Learning from Data (online) STATS5075
- Academic Session: 2018-19
- School: School of Mathematics and Statistics
- Credits: 10
- Level: Level 5 (SCQF level 11)
- Typically Offered: Semester 2
- Available to Visiting Students: No
- Available to Erasmus Students: No
- Taught Wholly by Distance Learning: Yes
This course introduces students to different approaches to learning from data, with a focus on frequentist and Bayesian model-based inference.
The course consists of short online lessons (each usually of at most 30 minutes length), totalling around 15-20 hours. Embedded in these lessons are formative quizzes and assessment tasks (not included in the above duration). These are flexible and can be taken (and re-taken) at any time. There also are 6-10 hours of tutorials and computer-based labs.
Requirements of Entry
The course is only available to students on the online MSc in Data Analytics.
Statistics 3I: Inference
Statistical Inference (Level M)
30% Continuous Assessment
70% Final exam (can be taken at test centres)

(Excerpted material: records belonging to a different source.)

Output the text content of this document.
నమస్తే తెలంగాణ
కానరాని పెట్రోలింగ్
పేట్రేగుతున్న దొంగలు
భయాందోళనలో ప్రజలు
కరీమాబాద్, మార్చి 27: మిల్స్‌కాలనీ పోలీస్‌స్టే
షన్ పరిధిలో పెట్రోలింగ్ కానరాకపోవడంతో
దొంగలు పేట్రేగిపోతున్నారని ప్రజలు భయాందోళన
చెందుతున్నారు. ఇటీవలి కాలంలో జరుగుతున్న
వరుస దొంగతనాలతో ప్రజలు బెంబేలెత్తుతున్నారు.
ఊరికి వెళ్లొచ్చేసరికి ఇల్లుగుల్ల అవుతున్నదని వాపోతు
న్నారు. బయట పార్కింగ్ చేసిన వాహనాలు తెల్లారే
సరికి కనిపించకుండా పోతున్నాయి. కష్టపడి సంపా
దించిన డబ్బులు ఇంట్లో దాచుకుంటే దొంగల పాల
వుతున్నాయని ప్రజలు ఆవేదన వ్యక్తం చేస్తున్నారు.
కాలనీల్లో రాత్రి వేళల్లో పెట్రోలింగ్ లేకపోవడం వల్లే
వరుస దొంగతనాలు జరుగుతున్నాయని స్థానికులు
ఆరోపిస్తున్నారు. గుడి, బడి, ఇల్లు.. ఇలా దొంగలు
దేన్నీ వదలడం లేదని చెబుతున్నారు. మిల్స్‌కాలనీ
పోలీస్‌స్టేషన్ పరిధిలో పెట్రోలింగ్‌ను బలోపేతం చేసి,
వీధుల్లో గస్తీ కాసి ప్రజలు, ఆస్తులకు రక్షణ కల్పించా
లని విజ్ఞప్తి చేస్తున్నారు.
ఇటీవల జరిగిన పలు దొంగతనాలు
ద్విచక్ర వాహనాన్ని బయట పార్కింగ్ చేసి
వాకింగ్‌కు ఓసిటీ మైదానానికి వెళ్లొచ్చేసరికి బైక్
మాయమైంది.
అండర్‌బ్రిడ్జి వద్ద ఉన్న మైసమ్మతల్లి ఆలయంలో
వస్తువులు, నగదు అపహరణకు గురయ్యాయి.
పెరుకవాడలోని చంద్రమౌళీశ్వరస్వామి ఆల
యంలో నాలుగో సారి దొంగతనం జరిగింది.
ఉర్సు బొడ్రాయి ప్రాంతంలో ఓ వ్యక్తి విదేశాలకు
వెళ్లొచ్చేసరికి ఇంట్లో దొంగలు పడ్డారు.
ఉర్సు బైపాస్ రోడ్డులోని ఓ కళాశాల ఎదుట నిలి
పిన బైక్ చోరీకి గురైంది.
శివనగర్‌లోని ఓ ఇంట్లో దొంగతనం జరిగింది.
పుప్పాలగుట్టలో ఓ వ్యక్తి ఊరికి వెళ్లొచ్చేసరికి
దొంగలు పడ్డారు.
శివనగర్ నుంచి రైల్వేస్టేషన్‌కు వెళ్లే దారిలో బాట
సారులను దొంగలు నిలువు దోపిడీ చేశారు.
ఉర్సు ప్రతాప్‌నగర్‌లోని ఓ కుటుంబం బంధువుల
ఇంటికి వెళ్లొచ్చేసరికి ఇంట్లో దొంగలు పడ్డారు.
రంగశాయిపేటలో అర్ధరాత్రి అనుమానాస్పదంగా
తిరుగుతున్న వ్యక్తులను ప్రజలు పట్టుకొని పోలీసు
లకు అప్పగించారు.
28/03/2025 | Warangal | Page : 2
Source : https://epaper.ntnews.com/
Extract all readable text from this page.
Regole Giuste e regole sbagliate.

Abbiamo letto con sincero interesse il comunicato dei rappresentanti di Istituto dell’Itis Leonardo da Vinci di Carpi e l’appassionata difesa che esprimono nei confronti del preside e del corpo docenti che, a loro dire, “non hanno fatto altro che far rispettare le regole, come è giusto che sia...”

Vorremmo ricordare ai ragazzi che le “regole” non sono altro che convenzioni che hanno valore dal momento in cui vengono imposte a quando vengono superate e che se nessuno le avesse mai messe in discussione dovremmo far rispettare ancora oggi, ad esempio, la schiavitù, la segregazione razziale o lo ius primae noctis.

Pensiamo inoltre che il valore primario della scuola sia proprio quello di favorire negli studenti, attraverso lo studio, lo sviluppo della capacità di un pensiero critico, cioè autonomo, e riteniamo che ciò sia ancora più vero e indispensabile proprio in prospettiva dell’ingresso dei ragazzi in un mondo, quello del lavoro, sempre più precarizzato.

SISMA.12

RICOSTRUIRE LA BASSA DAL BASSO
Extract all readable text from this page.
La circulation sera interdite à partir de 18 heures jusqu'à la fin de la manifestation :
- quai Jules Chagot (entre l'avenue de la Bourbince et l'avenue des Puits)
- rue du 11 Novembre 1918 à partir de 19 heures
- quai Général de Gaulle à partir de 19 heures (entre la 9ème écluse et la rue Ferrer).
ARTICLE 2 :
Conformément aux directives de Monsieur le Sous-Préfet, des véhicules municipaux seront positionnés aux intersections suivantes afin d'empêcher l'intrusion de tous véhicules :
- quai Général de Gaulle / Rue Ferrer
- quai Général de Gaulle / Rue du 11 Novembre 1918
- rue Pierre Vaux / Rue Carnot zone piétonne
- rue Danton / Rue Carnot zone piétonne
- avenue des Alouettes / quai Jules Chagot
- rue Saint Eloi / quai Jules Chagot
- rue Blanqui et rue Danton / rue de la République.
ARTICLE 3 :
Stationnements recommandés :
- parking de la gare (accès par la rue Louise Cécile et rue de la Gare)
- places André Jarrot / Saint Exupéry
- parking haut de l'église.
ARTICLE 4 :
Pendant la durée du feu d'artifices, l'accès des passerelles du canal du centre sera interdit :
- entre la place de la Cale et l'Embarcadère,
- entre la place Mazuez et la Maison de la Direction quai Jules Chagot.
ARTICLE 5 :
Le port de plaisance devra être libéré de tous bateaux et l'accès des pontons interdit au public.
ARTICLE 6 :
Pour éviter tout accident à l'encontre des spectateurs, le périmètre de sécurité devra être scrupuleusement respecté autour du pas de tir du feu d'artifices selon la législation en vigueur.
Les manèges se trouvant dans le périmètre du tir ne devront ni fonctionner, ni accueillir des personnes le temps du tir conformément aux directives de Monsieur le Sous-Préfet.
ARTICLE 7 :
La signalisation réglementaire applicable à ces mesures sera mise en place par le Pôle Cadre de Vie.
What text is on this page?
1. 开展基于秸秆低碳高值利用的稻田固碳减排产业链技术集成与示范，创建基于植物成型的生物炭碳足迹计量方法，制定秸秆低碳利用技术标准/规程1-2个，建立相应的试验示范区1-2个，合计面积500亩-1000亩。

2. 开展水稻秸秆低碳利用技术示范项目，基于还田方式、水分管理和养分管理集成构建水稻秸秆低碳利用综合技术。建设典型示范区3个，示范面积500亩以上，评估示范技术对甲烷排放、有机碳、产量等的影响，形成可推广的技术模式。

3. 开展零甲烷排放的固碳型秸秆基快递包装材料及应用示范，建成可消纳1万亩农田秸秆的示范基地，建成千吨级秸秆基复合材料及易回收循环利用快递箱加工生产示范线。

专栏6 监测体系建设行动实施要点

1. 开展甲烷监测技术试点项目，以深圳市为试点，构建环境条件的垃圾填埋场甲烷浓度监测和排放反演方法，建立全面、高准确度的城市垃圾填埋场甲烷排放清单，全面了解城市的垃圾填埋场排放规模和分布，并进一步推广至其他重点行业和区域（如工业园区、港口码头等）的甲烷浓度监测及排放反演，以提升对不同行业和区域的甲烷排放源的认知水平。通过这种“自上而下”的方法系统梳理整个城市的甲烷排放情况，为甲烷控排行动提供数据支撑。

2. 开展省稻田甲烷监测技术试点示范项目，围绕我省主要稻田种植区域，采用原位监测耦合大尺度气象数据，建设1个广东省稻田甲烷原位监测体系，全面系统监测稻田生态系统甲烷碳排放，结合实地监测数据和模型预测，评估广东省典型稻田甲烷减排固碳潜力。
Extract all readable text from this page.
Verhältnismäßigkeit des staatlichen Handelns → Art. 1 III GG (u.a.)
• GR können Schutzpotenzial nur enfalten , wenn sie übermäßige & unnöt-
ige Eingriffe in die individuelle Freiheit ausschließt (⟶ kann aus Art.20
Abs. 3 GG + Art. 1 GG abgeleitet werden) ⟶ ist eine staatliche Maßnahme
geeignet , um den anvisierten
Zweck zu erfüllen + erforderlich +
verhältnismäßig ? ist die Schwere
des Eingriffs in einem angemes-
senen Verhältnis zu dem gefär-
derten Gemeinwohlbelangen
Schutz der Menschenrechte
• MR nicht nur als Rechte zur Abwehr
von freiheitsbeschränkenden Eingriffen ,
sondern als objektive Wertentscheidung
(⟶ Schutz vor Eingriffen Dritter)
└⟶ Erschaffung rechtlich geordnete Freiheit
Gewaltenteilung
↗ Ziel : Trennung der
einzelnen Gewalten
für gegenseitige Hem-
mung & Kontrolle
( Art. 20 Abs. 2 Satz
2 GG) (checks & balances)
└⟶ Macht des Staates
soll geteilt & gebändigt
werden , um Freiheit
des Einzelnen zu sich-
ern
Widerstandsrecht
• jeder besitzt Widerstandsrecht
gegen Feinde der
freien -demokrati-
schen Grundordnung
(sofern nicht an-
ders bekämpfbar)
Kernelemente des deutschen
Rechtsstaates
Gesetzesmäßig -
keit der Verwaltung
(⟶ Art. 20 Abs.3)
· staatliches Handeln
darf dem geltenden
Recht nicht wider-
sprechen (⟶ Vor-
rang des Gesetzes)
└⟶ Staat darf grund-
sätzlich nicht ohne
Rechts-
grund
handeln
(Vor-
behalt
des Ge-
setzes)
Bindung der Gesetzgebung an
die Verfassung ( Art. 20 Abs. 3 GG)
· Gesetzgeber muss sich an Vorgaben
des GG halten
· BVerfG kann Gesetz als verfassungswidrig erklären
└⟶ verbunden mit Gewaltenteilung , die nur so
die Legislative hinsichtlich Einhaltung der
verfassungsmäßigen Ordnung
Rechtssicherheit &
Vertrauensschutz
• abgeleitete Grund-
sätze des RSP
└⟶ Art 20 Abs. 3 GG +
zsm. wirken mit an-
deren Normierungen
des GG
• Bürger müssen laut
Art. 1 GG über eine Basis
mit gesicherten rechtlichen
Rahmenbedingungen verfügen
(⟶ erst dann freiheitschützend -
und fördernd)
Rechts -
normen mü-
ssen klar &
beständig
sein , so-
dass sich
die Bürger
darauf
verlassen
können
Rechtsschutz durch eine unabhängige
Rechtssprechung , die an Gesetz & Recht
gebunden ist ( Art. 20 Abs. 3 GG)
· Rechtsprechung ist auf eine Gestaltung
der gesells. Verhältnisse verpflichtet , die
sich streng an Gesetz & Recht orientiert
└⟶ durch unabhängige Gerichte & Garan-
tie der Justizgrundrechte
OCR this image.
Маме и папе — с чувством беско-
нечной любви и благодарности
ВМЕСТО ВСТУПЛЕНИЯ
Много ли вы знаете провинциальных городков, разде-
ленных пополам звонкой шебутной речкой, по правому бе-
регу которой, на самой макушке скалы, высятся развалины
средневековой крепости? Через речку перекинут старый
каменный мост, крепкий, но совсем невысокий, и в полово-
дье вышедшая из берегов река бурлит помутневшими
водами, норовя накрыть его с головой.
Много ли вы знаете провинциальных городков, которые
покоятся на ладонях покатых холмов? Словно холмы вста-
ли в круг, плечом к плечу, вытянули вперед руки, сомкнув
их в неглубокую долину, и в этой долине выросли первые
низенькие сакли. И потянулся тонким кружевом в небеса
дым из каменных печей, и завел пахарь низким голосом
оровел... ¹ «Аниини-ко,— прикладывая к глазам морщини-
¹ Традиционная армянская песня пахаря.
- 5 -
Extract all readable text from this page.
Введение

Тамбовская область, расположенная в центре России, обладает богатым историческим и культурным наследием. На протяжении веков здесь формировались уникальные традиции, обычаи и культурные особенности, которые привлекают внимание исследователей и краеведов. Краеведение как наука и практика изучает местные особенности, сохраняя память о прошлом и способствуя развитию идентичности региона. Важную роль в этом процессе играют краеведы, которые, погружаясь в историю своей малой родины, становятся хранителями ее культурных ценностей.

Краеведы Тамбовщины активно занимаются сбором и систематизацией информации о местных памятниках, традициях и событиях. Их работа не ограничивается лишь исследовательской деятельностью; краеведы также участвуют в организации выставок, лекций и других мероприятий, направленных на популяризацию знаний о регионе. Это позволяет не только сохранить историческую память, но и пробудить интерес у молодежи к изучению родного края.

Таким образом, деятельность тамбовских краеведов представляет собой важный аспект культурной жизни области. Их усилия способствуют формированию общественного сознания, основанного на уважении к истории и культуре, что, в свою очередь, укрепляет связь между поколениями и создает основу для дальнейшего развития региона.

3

Main Assessment In: April/May
The aims of this course are:
■ to introduce students to different approaches to learning from data;
■ to present the fundamental principles of likelihood-based inference, with emphasis on the large sample results that are widely used in practice;
■ to introduce students to interval estimation and hypothesis testing;
■ to introduce Bayesian inference;
■ to show students how to implement these statistical methods using R.
Intended Learning Outcomes of Course
By the end of this course students will be able to:
■ explain different approaches to learning from data and discuss their advantages and disadvantages in a given context;
■ define and contrast population and sample, parameter and estimate;
■ write down and justify criteria required of 'good' point estimators, and check whether or not a proposed estimator within a stated statistical model satisfies these criteria;
■ apply the principle of maximum likelihood to obtain point and interval estimates of parameters in one-parameter and multi-parameter statistical models, making appropriate use of numerical methods for optimisation;
■ justify and make use of the large sample properties of maximum-likelihood estimators to obtain confidence intervals with approximate coverage properties in a range of statistical models;
■ formulate and carry out hypothesis tests in Normal models, as well as general likelihood-based models, correctly using the terms null hypothesis, alternative hypothesis, test statistic, rejection region, significance level, power, p-value;
■ describe the rules for updating prior distributions in the presence of data, and for calculating posterior predictive distributions;
■ derive posterior distributions corresponding to simple low-dimensional statistical models, with conjugate priors;
■ implement these statistical methods using the R computer package;
■ frame statistical conclusions from interval estimates and hypothesis tests clearly.
Minimum Requirement for Award of Credits
Students must submit at least 75% by weight of the components (including examinations) of the course's summative assessment.